There was more feeling in the tone of his voice than he had meant to betray. His young wife lifted her eyes to his face, and looked at him with a wonder she could not conceal.

"Contentment, dear," said she, in a gentle, subdued, yet tender voice, "is great gain. We have enough, and more than enough, to make us happy. Natural riches have no power to fill the heart's most yearning affections; and how often do they take to themselves wings and fly away."

"Enough, dear!" replied Edward Claire, smiling. "O no, not enough, by any means. Five hundred dollars a year is but a meagre sum. What does it procure for us? Only these two rooms and the commonest necessaries of life. We cannot even afford the constant service of a domestic."

"Why, Edward! what has come over you? Have I complained?"

"No, dear, no. But think you I have no ambition to see my wife take a higher place than this?"

"Ambition! Do not again use that word," said Edith, very earnestly. "What has love to do with ambition? What have we to do with the world and its higher places?
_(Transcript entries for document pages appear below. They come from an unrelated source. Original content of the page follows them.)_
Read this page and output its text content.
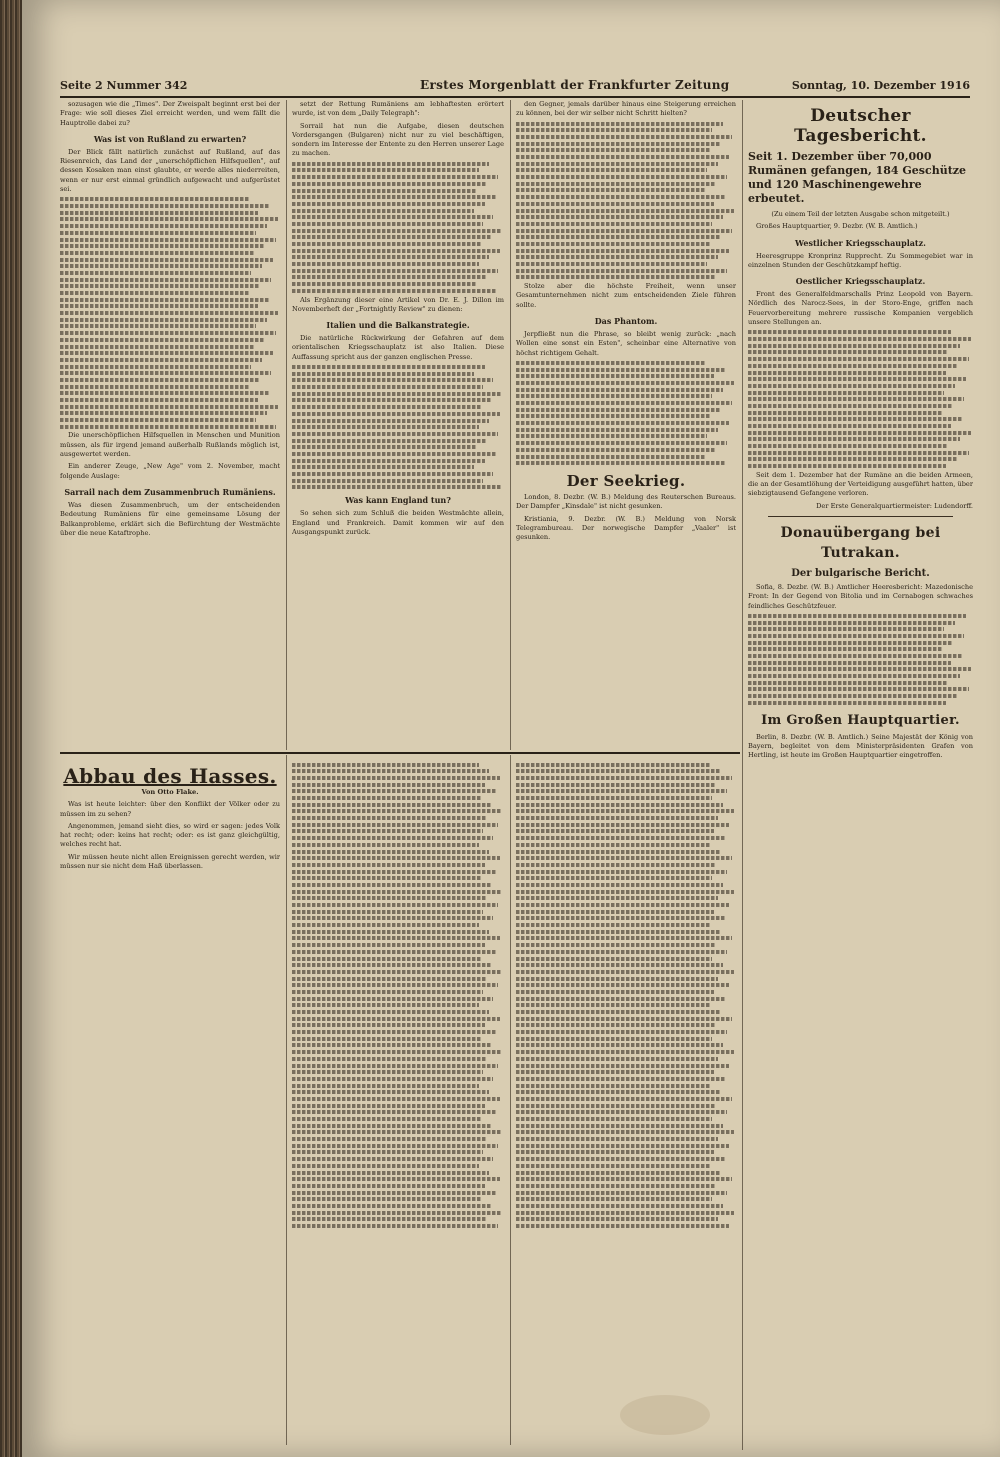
Seite 2 Nummer 342	Erstes Morgenblatt der Frankfurter Zeitung	Sonntag, 10. Dezember 1916

sozusagen wie die „Times". Der Zweispalt beginnt erst bei der Frage: wie soll dieses Ziel erreicht werden, und wem fällt die Hauptrolle dabei zu?

Was ist von Rußland zu erwarten?

Der Blick fällt natürlich zunächst auf Rußland, auf das Riesenreich, das Land der „unerschöpflichen Hilfsquellen", auf dessen Kosaken man einst glaubte, er werde alles niederreiten, wenn er nur erst einmal gründlich aufgewacht und aufgerüstet sei.

Die unerschöpflichen Hilfsquellen in Menschen und Munition müssen, als für irgend jemand außerhalb Rußlands möglich ist, ausgewertet werden.

Ein anderer Zeuge, „New Age" vom 2. November, macht folgende Auslage:

Sarrail nach dem Zusammenbruch Rumäniens.

Was diesen Zusammenbruch, um der entscheidenden Bedeutung Rumäniens für eine gemeinsame Lösung der Balkanprobleme, erklärt sich die Befürchtung der Westmächte über die neue Kataftrophe.

setzt der Rettung Rumäniens am lebhaftesten erörtert wurde, ist von dem „Daily Telegraph":

Sorrail hat nun die Aufgabe, diesen deutschen Vordersgangen (Bulgaren) nicht nur zu viel beschäftigen, sondern im Interesse der Entente zu den Herren unserer Lage zu machen.

Als Ergänzung dieser eine Artikel von Dr. E. J. Dillon im Novemberheft der „Fortnightly Review" zu dienen:

Italien und die Balkanstrategie.

Die natürliche Rückwirkung der Gefahren auf dem orientalischen Kriegsschauplatz ist also Italien. Diese Auffassung spricht aus der ganzen englischen Presse.

Was kann England tun?

So sehen sich zum Schluß die beiden Westmächte allein, England und Frankreich. Damit kommen wir auf den Ausgangspunkt zurück.

den Gegner, jemals darüber hinaus eine Steigerung erreichen zu können, bei der wir selber nicht Schritt hielten?

Stolze aber die höchste Freiheit, wenn unser Gesamtunternehmen nicht zum entscheidenden Ziele führen sollte.

Das Phantom.

Jerpfließt nun die Phrase, so bleibt wenig zurück: „nach Wollen eine sonst ein Esten", scheinbar eine Alternative von höchst richtigem Gehalt.

Der Seekrieg.

London, 8. Dezbr. (W. B.) Meldung des Reuterschen Bureaus. Der Dampfer „Kinsdale" ist nicht gesunken.

Kristiania, 9. Dezbr. (W. B.) Meldung von Norsk Telegrambureau. Der norwegische Dampfer „Vaaler" ist gesunken.

Deutscher Tagesbericht.
Seit 1. Dezember über 70,000 Rumänen gefangen, 184 Geschütze und 120 Maschinengewehre erbeutet.

(Zu einem Teil der letzten Ausgabe schon mitgeteilt.)

Großes Hauptquartier, 9. Dezbr. (W. B. Amtlich.)

Westlicher Kriegsschauplatz.

Heeresgruppe Kronprinz Rupprecht. Zu Sommegebiet war in einzelnen Stunden der Geschützkampf heftig.

Oestlicher Kriegsschauplatz.

Front des Generalfeldmarschalls Prinz Leopold von Bayern. Nördlich des Narocz-Sees, in der Storo-Enge, griffen nach Feuervorbereitung mehrere russische Kompanien vergeblich unsere Stellungen an.

Seit dem 1. Dezember hat der Rumäne an die beiden Armeen, die an der Gesamtlöhung der Verteidigung ausgeführt hatten, über siebzigtausend Gefangene verloren.

Der Erste Generalquartiermeister: Ludendorff.

Donauübergang bei Tutrakan.
Der bulgarische Bericht.

Sofia, 8. Dezbr. (W. B.) Amtlicher Heeresbericht: Mazedonische Front: In der Gegend von Bitolia und im Cernabogen schwaches feindliches Geschützfeuer.

Im Großen Hauptquartier.

Berlin, 8. Dezbr. (W. B. Amtlich.) Seine Majestät der König von Bayern, begleitet von dem Ministerpräsidenten Grafen von Hertling, ist heute im Großen Hauptquartier eingetroffen.

Abbau des Hasses.

Von Otto Flake.

Was ist heute leichter: über den Konflikt der Völker oder zu müssen im zu sehen?

Angenommen, jemand sieht dies, so wird er sagen: jedes Volk hat recht; oder: keins hat recht; oder: es ist ganz gleichgültig, welches recht hat.

Wir müssen heute nicht allen Ereignissen gerecht werden, wir müssen nur sie nicht dem Haß überlassen.
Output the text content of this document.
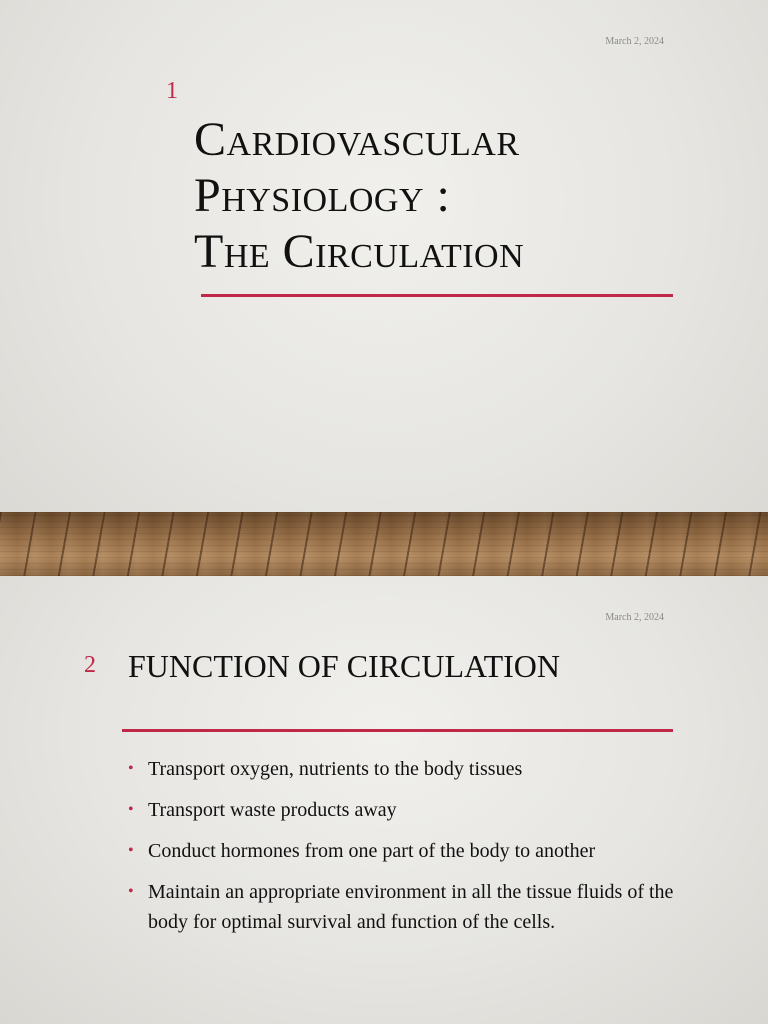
March 2, 2024
1
Cardiovascular
Physiology :
The Circulation
March 2, 2024
2 FUNCTION OF CIRCULATION
• Transport oxygen, nutrients to the body tissues
• Transport waste products away
• Conduct hormones from one part of the body to another
• Maintain an appropriate environment in all the tissue fluids of the body for optimal survival and function of the cells.
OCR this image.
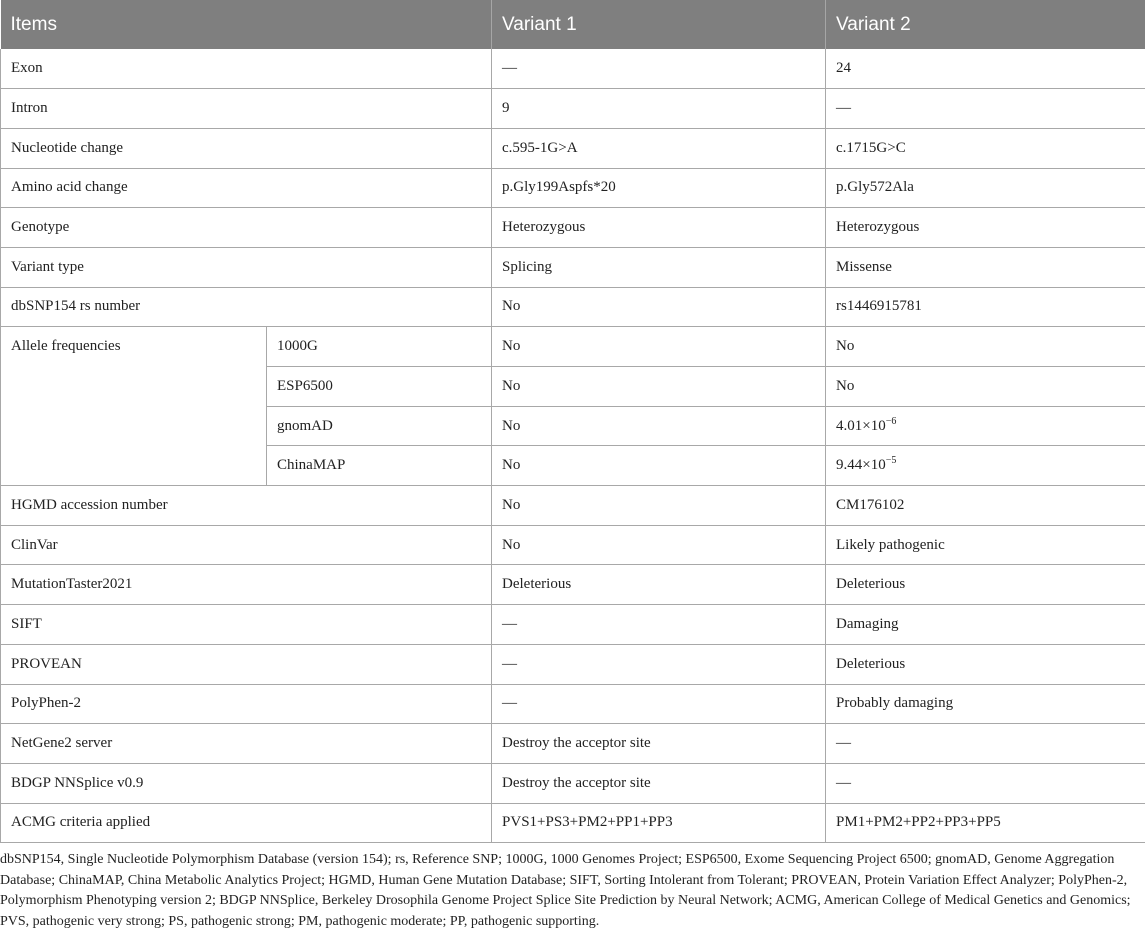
Items		Variant 1	Variant 2
Exon		—	24
Intron		9	—
Nucleotide change		c.595-1G>A	c.1715G>C
Amino acid change		p.Gly199Aspfs*20	p.Gly572Ala
Genotype		Heterozygous	Heterozygous
Variant type		Splicing	Missense
dbSNP154 rs number		No	rs1446915781
Allele frequencies	1000G	No	No
	ESP6500	No	No
	gnomAD	No	$4.01\times 10^{-6}$
	ChinaMAP	No	$9.44\times 10^{-5}$
HGMD accession number		No	CM176102
ClinVar		No	Likely pathogenic
MutationTaster2021		Deleterious	Deleterious
SIFT		—	Damaging
PROVEAN		—	Deleterious
PolyPhen-2		—	Probably damaging
NetGene2 server		Destroy the acceptor site	—
BDGP NNSplice v0.9		Destroy the acceptor site	—
ACMG criteria applied		PVS1+PS3+PM2+PP1+PP3	PM1+PM2+PP2+PP3+PP5

dbSNP154, Single Nucleotide Polymorphism Database (version 154); rs, Reference SNP; 1000G, 1000 Genomes Project; ESP6500, Exome Sequencing Project 6500; gnomAD, Genome Aggregation Database; ChinaMAP, China Metabolic Analytics Project; HGMD, Human Gene Mutation Database; SIFT, Sorting Intolerant from Tolerant; PROVEAN, Protein Variation Effect Analyzer; PolyPhen-2, Polymorphism Phenotyping version 2; BDGP NNSplice, Berkeley Drosophila Genome Project Splice Site Prediction by Neural Network; ACMG, American College of Medical Genetics and Genomics; PVS, pathogenic very strong; PS, pathogenic strong; PM, pathogenic moderate; PP, pathogenic supporting.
Will a more elegant home secure for us a purer joy than we have known and still know in this our Eden? Oh, my husband! do not let such thoughts come into your mind. Let us be content with what God in his wisdom provides, assured that it is best for us. In envying the good of another, we destroy our own good. There is a higher wealth than gold, Edward; and it supplies higher wants. There are riches without wings; they lie scattered about our feet; we may fill our coffers, if we will. Treasures of good affections and true thoughts are worth more than all earthly riches, and will bear us far more safely and happily through the world; such treasures are given to all who will receive them, and given in lavish abundance. Let us secure of this wealth, Edward, a liberal share."

"Mere treasures of the mind, Edith, do not sustain natural life, do not supply natural demands. They build no houses; they provide not for increasing wants. We cannot always remain in the ideal world; the sober realities of life will drag us down."

The simple-hearted, true-minded young wife was not understood by her husband. She felt this, and felt it oppressively.

"Have we not enough, Edward, to meet every real want?" she urged. "Do we desire better food or better clothing? Would our bodies be more comfortable because our carpets were of richer material, and our rooms filled with costlier furniture? O no! If not contented with such things as Providence gives us to-day, we shall not find contentment in what he gives us to-morrow; for the same dissatisfied heart will beat in our bosoms. Let Mr. Jasper get rich, if he can; we will not envy his possessions."

"I do not envy him, Edith," replied Claire. "But I cannot feel satisfied with the small salary he pays me. My services are, I know, of greater value than he estimates them, and I feel that I am dealt by unjustly."

Edith made no answer. The subject was repugnant to her feelings, and she did not wish to prolong it. Claire already regretted its introduction. So there was silence for nearly a minute.

When the conversation flowed on again, it embraced a different theme, but had in it no warmth of feeling. Not since they had joined hands at the altar, nearly two years before, had they passed so embarrassed and really unhappy an evening as this. A tempting spirit had found its way into their Paradise, burning with a fierce desire to mar its beauty.